SE HAI UNA MOTO, HAI UNA STORIA DA RACCONTARE...

BENVENUTI NEL MIO MOTOTURISMO.... "I VIAGGI DEL LUPO" Romualdo Fuso

COME NASCE L'APPELLATIVO "Il Lupo"

Castelluccio di Norcia 29.01.2003 giorno del mio 48° compleanno, al mio arrivo nella piazza del paese deserto, fra cumuli incredibili di neve e ghiaccio con la strada scavata da sembrare una trincea, aprendo la porta del suo bar mi accoglie Benedetto 75 anni con queste parole:
"DU VAI FIU MIA CO LA MOTO, MANCO LU LUPU CAMINA OGGHI"
Il termometro segnava 22 gradi sotto zero. Da allora l'effigie di un lupo fa bella mostra di se sulla mia moto.

INTRODUZIONE:

10 Gennaio 2011
Dopo 600.000 km e 31 anni dedicati al turismo in moto, a muovermi oggi è la stessa passione di allora. E' quel qualcosa che mi porto dentro, il pensiero di una piega in curva, di un panorama in contemplazione, di un passo di montagna valicato mi emozionano talmente tanto da tenermi sveglio la notte prima della partenza. Sempre pronto a nuove avventure, a nuove scoperte oppure forse alla ricerca di me stesso, di quella libertà che solo la moto sa offrirmi. Più difficile è l'avventura, infinita la soddisfazione per la riuscita. Ben vengano pioggia, sole, vento, neve, mai un passo indietro questa è la vera forza del "lupo". Questo blog inaugurato i primi di Gennaio dell'anno 2011 è il completamento dei miei giri in moto, è il modo per trasmettere a voi amici mototuristi le mie sensazioni. Sarà in futuro il bastone per la mia vecchiaia, quando la legge del tempo mi impedirà di cavalcare una moto troverò consolazione rileggendo ciò che ho fatto con infinita passione.

BUONA VISIONE

MADONNA DELL'AMBRO

Motoraduno di Primavera.
Domenica da ricordare quella appena trascorsa ma soprattutto da raccontare. Come ogni anno il Motoraduno al Santuario della Madonna dell'Ambro, per molti motociclisti, è il primo appuntamento dopo la sosta invernale. Per chi come me usa la moto tutto l'anno è un flebile vento di primavera meno gelido, leggero e delicato cosparso di nuovi profumi che accarezzano il viso sotto la visiera.

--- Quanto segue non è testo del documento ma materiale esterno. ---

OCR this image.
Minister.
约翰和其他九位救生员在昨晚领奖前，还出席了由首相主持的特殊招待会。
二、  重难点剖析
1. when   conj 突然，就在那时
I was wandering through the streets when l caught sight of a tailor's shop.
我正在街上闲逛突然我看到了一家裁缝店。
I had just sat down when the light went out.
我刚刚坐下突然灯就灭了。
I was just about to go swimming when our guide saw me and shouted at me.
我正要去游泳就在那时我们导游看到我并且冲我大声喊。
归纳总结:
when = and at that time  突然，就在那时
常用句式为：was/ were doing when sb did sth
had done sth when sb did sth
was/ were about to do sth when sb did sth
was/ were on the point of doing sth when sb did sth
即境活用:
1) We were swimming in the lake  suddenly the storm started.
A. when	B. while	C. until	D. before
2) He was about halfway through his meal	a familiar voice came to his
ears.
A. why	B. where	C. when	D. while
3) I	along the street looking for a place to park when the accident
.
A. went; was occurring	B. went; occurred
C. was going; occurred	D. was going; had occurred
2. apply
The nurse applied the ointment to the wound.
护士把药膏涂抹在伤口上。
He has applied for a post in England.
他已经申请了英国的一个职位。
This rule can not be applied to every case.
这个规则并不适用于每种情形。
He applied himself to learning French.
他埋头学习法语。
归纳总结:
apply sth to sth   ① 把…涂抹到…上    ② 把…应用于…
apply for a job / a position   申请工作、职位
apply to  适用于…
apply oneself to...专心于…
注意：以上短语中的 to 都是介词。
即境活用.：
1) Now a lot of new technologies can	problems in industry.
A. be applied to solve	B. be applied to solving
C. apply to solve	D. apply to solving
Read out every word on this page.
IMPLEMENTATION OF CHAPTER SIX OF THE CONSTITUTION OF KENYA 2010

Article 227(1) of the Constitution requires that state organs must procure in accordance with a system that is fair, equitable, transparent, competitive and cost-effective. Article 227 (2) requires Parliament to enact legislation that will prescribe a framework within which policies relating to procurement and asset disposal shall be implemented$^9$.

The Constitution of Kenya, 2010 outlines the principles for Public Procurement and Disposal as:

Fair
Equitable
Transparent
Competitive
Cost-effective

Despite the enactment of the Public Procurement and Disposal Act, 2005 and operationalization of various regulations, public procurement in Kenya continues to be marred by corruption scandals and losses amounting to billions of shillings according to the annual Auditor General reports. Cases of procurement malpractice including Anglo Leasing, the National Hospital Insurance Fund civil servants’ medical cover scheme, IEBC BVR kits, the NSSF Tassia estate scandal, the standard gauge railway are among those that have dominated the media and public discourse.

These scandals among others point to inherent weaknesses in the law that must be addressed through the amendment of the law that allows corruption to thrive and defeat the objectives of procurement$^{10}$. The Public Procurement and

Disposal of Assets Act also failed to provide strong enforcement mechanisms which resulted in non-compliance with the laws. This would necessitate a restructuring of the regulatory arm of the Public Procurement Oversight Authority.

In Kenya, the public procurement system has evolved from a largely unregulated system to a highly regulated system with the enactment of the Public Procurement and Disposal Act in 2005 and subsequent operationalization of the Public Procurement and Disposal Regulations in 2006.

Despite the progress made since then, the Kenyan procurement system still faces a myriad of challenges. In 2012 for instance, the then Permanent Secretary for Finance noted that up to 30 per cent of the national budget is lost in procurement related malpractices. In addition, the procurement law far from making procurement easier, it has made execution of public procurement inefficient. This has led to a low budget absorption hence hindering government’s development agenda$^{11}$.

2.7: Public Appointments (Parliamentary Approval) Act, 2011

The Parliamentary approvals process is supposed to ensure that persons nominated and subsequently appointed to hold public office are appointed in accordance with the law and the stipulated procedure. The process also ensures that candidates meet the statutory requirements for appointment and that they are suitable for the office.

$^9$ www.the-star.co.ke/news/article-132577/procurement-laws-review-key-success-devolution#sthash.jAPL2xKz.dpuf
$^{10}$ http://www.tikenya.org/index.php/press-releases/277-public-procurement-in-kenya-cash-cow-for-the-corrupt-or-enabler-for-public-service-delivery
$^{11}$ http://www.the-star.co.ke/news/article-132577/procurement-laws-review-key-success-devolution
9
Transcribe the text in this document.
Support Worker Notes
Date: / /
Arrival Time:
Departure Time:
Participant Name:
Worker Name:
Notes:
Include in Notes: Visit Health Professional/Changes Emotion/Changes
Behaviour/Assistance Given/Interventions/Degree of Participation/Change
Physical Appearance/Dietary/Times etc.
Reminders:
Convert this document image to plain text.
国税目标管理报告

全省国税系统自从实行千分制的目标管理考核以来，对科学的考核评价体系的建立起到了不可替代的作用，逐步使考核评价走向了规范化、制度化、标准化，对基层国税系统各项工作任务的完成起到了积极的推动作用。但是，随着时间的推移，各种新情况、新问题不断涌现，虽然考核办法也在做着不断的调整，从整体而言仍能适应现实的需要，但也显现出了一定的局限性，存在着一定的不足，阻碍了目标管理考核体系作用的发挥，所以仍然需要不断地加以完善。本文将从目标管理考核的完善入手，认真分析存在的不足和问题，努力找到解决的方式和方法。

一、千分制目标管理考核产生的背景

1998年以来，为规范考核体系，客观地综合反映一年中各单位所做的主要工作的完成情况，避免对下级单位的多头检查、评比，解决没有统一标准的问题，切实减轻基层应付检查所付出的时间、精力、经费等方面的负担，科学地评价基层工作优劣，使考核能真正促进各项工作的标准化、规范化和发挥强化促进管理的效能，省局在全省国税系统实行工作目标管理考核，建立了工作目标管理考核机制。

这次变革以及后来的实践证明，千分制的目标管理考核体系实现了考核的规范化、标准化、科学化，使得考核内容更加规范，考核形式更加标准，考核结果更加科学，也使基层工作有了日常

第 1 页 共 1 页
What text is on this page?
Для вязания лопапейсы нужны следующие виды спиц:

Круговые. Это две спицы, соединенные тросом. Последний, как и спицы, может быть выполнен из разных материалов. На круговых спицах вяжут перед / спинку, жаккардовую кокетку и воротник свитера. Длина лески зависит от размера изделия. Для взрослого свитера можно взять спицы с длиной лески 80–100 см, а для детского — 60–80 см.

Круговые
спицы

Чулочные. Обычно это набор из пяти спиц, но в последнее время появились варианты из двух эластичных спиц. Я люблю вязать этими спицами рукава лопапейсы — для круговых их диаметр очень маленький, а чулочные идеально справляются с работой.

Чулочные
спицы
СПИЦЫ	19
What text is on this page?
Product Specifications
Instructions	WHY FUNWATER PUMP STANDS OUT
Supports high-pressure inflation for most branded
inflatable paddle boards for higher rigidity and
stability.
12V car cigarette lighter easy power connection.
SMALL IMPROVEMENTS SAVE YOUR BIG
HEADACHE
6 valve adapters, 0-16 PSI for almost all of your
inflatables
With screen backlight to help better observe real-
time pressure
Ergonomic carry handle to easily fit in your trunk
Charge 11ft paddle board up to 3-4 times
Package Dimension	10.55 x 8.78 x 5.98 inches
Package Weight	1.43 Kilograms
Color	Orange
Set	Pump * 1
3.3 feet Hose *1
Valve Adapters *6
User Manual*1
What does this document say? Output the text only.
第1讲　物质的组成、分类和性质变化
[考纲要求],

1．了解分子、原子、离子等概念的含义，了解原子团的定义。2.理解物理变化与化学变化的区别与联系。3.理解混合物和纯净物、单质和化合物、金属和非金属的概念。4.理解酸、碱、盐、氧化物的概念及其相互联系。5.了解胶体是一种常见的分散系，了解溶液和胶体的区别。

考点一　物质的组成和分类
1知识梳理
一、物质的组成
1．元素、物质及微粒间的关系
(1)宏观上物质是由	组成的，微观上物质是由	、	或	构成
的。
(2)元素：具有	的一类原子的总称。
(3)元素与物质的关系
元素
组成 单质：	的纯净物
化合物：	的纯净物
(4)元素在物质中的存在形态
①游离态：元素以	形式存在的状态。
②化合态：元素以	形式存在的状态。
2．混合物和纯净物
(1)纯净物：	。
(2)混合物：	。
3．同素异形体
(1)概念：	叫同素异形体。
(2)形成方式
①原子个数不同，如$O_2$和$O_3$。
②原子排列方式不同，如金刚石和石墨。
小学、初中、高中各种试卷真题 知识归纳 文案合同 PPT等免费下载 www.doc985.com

Vista la splendida giornata, opto per un tragitto sui Sibillini per le alte vie, uno sguardo all'Abbazia di Macereto, uno al lago di Fiastra e già gli occhi corrono verso il monte Pizzo di Meta e il valico di Sasso Tetto ricoperti di neve accarezzando l'idea di ciò che incontreremo. Curva dopo curva la realtà supera la fantasia ed è davvero esaltante. la strada pulita si snoda in un paesaggio montano deserto e fiabesco ricoperto di neve candida e luccicante baciata dal sole fino ai 1500 mt. del passo dove è obbligatoria una sosta per contemplare le montagne circostanti. Foto ricordo e giù verso Sarnano, Amandola e il Santuario dove la musica cambia totalmente. Gran caos, le moto parcheggiate ai lati della via e i tanti motociclisti in colonna rendono difficile il passaggio per raggiungere la piazza antistante la Chiesa, a fatica riesco a ritagliarmi un posto dove lasciare la moto, è bello vedere l'espressione incredula di chi partecipa per la prima volta di fronte a tanta affluenza.
Dopo la Benedizione di moto e motociclisti un panino ed eccoci sulla via del ritorno, c'è ancora tanto da vedere, Montefortino, Montemonaco, Montegallo, coi crinali imbiancati dei monti Priora, Porche, Sibilla, Argentella e Vettore che scorrono al fianco delle nostre moto, questa è sicuramente poesia.
Girando intorno al Vettore risalgo dal crinale sud raggiungendo i 1550 mt. del valico di Forca di Presta, ancora neve e panorama imbiancato su Castelluccio di Norcia e il suo Piano Grande, sosta caffè e rientro a casa dopo 300 km. Felice perchè anche oggi hotrascorso una giornata esaltante all'insegna del puro turismo in moto.